Hoe is The Bird Tsang ontstaan?

Johannes: “We studeerden allebei keramiek aan de Rietveld Academie en ik werkte daarnaast nog bij Restaurant DS. Ik wilde eerst chef worden, maar besloot al snel dat dat het niet was voor mij. Op een gegeven moment ontstond het idee om keramiek te maken speciaal voor chefs. Maar dan anders, echt in samenwerking met chefs. Ik ging werken bij BAK en nam daar een keer zelf mijn eigen werk mee. Maar die hadden al eigen keramiek.”

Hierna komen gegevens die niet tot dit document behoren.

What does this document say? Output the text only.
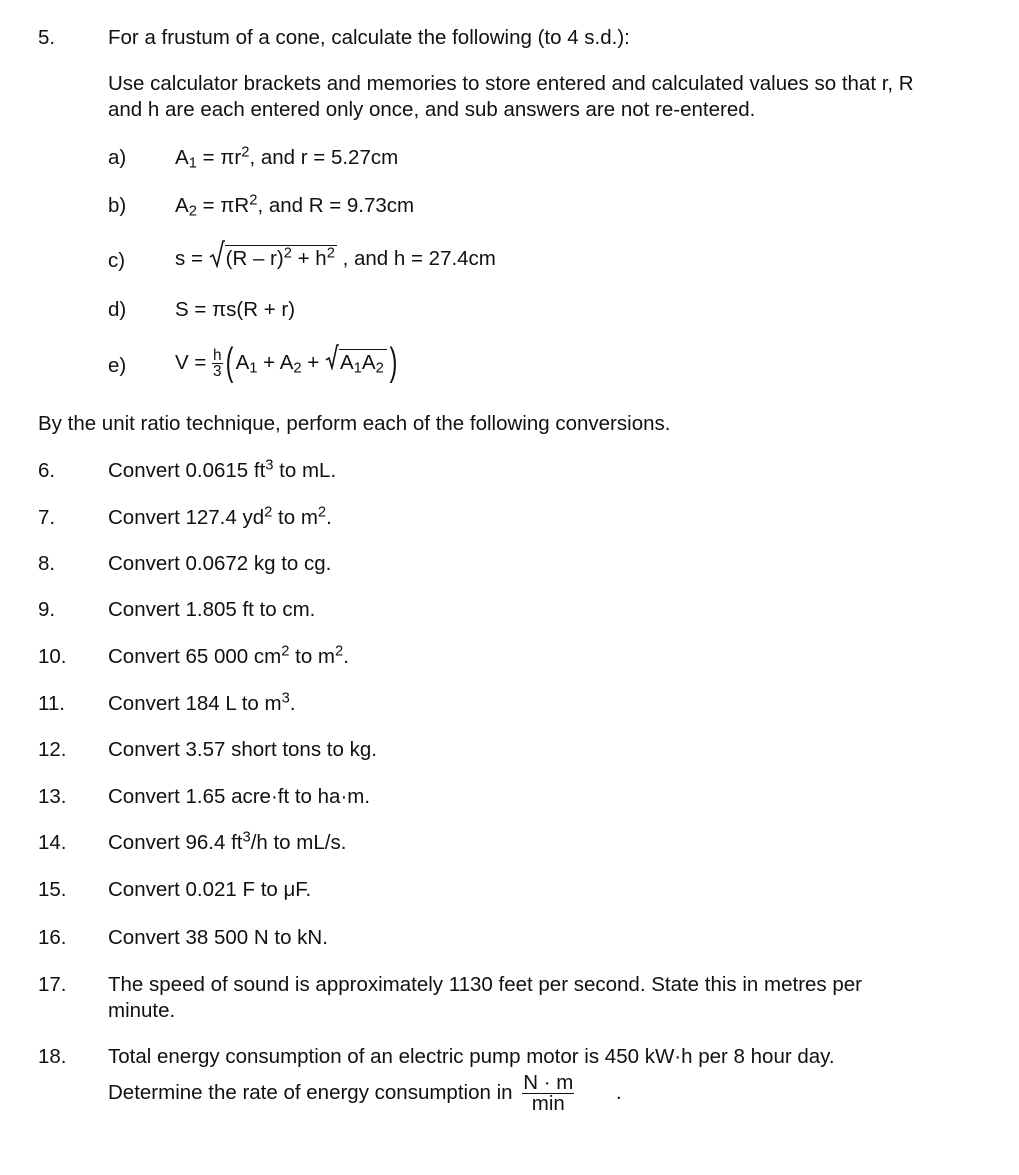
5.	For a frustum of a cone, calculate the following (to 4 s.d.):
Use calculator brackets and memories to store entered and calculated values so that r, R
and h are each entered only once, and sub answers are not re-entered.
a) $A_1 = \pi r^2$, and r = 5.27cm
b) $A_2 = \pi R^2$, and R = 9.73cm
c) $s = (R - r)^2 + h^2$ , and h = 27.4cm
d) S = πs(R + r)
e) $V = \frac{h}{3}$ ( $A_1 + A_2 + A_1A_2$ )
By the unit ratio technique, perform each of the following conversions.
6.	Convert 0.0615 $ft^3$ to mL.
7.	Convert 127.4 $yd^2$ to $m^2$.
8.	Convert 0.0672 kg to cg.
9.	Convert 1.805 ft to cm.
10. Convert 65 000 $cm^2$ to $m^2$.
11. Convert 184 L to $m^3$.
12. Convert 3.57 short tons to kg.
13. Convert 1.65 acre·ft to ha·m.
14. Convert 96.4 $ft^3/h$ to mL/s.
15. Convert 0.021 F to μF.
16. Convert 38 500 N to kN.
17. The speed of sound is approximately 1130 feet per second. State this in metres per
minute.
18. Total energy consumption of an electric pump motor is 450 kW·h per 8 hour day.
Determine the rate of energy consumption in $\frac{N \cdot m}{\min}$ .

Robin: “We waren niet gewend om met chefs te praten dus het was moeilijk om het aan de man te krijgen. We hadden bovendien nog niet zoveel om te laten zien natuurlijk. Tot een vriendin van Johannes zei dat de chef van John Dory op zoek was naar nieuwe borden. Dat bleek meteen een serieuze klus want hij bestelde al vrij snel 100 borden.”

Is het vanaf het begin af aan dat het servies wordt gemaakt in samenwerking met de chef?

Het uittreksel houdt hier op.